Jonathan Peyton

2022-2023 Chair in Arctic Studies
Headshot of Jonathan Peyton

About

Jonathan Peyton teaches environmental, historical and cultural geography at the University of Manitoba. His research focuses on the social, ecological and economic effects of megaprojects in the Canadian North – hydroelectric projects, extractive economies and large-scale infrastructure developments. His book, Unbuilt Environments: Tracing Postwar Development on Northwest British Columbia (UBC Press 2017), analyzes five cases of imagined, abandoned or half-built development schemes – mines, dams, railways, roads and energy projects – to argue that even failed development dreams produce lasting material and discursive effects on the landscape and in the minds of stakeholders. Other work has analyzed archival photos of resource encounters, scientific education films, animals in the Klondyke gold rush, the development of northern conservation regimes, resource and imperial aesthetics in Vancouver’s restaurant culture, Indigenous resistance to resource schemes, resource policy and the environmental subject, and changing resource cultures in the prairies.

The UW Fulbright Canada Chair in Arctic Studies will be used to pursue research on the early years of oil and gas economies in the offshore Arctic in the 1970s and 80s.
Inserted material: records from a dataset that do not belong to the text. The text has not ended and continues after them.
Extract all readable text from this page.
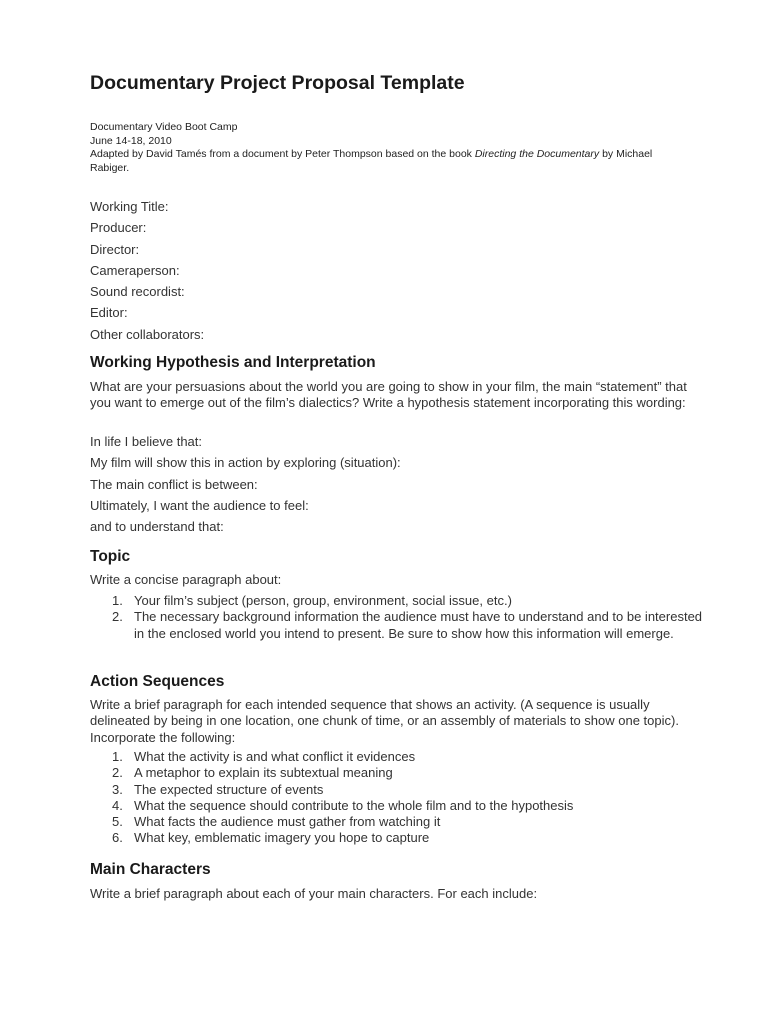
Documentary Project Proposal Template
Documentary Video Boot Camp
June 14-18, 2010
Adapted by David Tamés from a document by Peter Thompson based on the book Directing the Documentary by Michael Rabiger.
Working Title:
Producer:
Director:
Cameraperson:
Sound recordist:
Editor:
Other collaborators:
Working Hypothesis and Interpretation

What are your persuasions about the world you are going to show in your film, the main “statement” that you want to emerge out of the film’s dialectics? Write a hypothesis statement incorporating this wording:

In life I believe that:
My film will show this in action by exploring (situation):
The main conflict is between:
Ultimately, I want the audience to feel:
and to understand that:
Topic

Write a concise paragraph about:

1. Your film’s subject (person, group, environment, social issue, etc.)
2. The necessary background information the audience must have to understand and to be interested in the enclosed world you intend to present. Be sure to show how this information will emerge.
Action Sequences

Write a brief paragraph for each intended sequence that shows an activity. (A sequence is usually delineated by being in one location, one chunk of time, or an assembly of materials to show one topic). Incorporate the following:

1. What the activity is and what conflict it evidences
2. A metaphor to explain its subtextual meaning
3. The expected structure of events
4. What the sequence should contribute to the whole film and to the hypothesis
5. What facts the audience must gather from watching it
6. What key, emblematic imagery you hope to capture
Main Characters

Write a brief paragraph about each of your main characters. For each include:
This work assesses the productive capacity of unrealized development plans, as new regions are opened up to the politics of extraction, as scientists and technicians itemize the qualities of resources, and as communities respond to new plans for how to use the natural features in which they live. Specific projects will focus on Arctic oil spill research (with a focus on film and bacteria), Arctic pipeline dreams of the 19790s, and the speculative futures of infrastructure design.